Dr. Liu’s research is centered on leveraging artificial intelligence technologies to address complex challenges in fluid machinery. Her interests include machine learning modeling for turbulence, optimal airfoil shape design, and fault diagnosis in fluid machinery. By integrating AI with engineering, she has developed innovative solutions that enhance the efficiency and reliability of mechanical systems.

Awards

Dr. Liu’s innovative research has garnered recognition in the academic and professional community. Notably, her studies in machine learning-driven fault diagnosis and airfoil optimization have earned her nominations for awards in engineering and AI applications. Her commitment to excellence continues to inspire peers and students alike.

Publications

  1. Liu YY, Shen JX, Yang PP, Yang XW. A CNN-PINN-DRL driven method for shape optimization of airfoils. Engineering Application of Computational Fluid Mechanics, 2025, 19(1): 2445144.
    • Cited by: Researchers developing AI-driven aerodynamics models.
  2. Shen JX, Liu YY, Wang Leqin.* A Deep Learning-Based Method for Airfoil Parametric Modeling. Chinese Journal of Engineering Design, 2024, 31(03): 292-300.
    • Cited by: Articles on parametric modeling techniques.
  3. Liu D, Liu YY. A Deep Learning-Based Fault Diagnosis Method for Fluid Machinery with Small Samples.

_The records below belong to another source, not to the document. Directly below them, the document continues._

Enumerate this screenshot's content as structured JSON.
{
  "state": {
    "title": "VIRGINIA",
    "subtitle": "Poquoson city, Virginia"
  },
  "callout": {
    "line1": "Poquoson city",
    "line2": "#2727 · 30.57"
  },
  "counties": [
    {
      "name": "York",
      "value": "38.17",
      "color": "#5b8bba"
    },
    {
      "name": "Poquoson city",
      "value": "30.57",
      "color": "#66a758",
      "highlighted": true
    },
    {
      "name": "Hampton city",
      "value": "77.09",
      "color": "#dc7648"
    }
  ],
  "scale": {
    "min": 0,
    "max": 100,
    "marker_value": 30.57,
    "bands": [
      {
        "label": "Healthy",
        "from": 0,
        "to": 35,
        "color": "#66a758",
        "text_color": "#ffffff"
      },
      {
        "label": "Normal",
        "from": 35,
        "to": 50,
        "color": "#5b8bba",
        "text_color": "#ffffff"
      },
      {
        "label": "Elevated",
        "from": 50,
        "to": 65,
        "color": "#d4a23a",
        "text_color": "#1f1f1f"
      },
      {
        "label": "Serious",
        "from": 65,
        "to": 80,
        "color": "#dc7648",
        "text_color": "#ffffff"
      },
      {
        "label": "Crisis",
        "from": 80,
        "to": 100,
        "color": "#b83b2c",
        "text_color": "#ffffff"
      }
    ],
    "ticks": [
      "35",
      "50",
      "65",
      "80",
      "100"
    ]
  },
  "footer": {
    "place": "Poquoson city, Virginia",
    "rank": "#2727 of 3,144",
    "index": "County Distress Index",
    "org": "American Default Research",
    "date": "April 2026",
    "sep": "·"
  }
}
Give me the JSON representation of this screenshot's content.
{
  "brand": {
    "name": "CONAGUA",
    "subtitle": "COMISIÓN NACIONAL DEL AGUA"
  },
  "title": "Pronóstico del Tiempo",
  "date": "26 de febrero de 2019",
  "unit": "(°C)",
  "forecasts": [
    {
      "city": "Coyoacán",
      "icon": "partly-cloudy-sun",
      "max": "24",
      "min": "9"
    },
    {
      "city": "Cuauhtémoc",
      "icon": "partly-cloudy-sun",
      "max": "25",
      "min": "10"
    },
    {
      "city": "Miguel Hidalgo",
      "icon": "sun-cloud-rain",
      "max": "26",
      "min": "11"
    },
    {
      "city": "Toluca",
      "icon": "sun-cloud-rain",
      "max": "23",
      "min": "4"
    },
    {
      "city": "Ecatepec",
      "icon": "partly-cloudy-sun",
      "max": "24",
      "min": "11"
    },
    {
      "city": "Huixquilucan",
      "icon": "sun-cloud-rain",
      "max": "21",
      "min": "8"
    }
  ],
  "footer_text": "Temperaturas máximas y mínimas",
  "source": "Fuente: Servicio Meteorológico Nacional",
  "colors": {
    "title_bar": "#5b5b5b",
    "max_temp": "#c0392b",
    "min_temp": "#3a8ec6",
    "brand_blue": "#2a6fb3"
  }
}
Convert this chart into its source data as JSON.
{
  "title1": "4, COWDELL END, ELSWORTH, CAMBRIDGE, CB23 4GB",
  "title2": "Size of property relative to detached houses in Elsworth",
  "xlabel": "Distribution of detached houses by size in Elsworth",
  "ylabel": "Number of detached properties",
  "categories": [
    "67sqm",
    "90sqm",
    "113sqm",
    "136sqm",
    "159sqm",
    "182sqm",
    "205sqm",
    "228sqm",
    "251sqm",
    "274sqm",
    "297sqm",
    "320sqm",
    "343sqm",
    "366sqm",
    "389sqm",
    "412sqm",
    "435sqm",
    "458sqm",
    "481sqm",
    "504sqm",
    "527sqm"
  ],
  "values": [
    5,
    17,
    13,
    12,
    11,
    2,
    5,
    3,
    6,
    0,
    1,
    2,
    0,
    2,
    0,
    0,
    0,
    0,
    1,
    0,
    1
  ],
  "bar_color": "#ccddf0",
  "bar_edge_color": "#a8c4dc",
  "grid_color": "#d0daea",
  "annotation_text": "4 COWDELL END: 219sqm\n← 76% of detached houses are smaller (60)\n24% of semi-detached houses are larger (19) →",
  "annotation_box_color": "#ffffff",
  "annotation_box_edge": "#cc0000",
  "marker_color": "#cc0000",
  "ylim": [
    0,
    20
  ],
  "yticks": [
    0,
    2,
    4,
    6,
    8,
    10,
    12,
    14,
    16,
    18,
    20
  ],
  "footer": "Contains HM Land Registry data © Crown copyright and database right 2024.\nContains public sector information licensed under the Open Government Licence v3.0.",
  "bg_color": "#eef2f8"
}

Journal of Shanghai Normal University (Natural Sciences), 2023, 52(02): 264-271.
    • Cited by: Studies on fault diagnosis in mechanical systems.
  4. Liu YY, Gong JG, An K, Wang LQ. Cavitation Characteristics and Hydrodynamic Radial Forces of a Reversible Pump–Turbine at Pump Mode. Journal of Energy Engineering, 2020, 146(6): 04020066.
    • Cited by: Publications on hydrodynamics and pump-turbine systems.
  5. Liu Y Y, An K, Liu H, et al. Numerical and experimental studies on flow performances and hydraulic radial forces of an internal gear pump with a high pressure. Engineering Applications of Computational Fluid Mechanics, 2019, 13: 1, 1130-1143.
    • Cited by: Research focused on internal gear pump performance.
  6. Liu Y Y, Wang L Q, Zhu Z C.* Experimental and numerical studies on the effect of inlet pressure on cavitating flows in rotor pumps. Journal of Engineering Research, 2016, 4(2): 151-171.
    • Cited by: Studies on cavitation phenomena in rotor pumps.
  7. Liu Y Y, Wang L Q, Zhu Z C.* Numerical study on flow characteristics of rotor pumps including cavitation. Proceedings of the Institution of Mechanical Engineers, Part C: Journal of Mechanical Engineering Science, 2015, 229(14): 2626-2638.
    • Cited by: Articles on numerical modeling of fluid flows.

Conclusion

Dr. Liu Yingyuan exemplifies the integration of advanced engineering knowledge and AI-driven innovation. Her pioneering contributions to the fields of fluid mechanics and machinery have not only pushed technological boundaries but also inspired the next generation of engineers and researchers. Dr. Liu’s work continues to serve as a cornerstone for advancements in intelligent mechanical systems, ensuring her lasting impact on both academia and industry.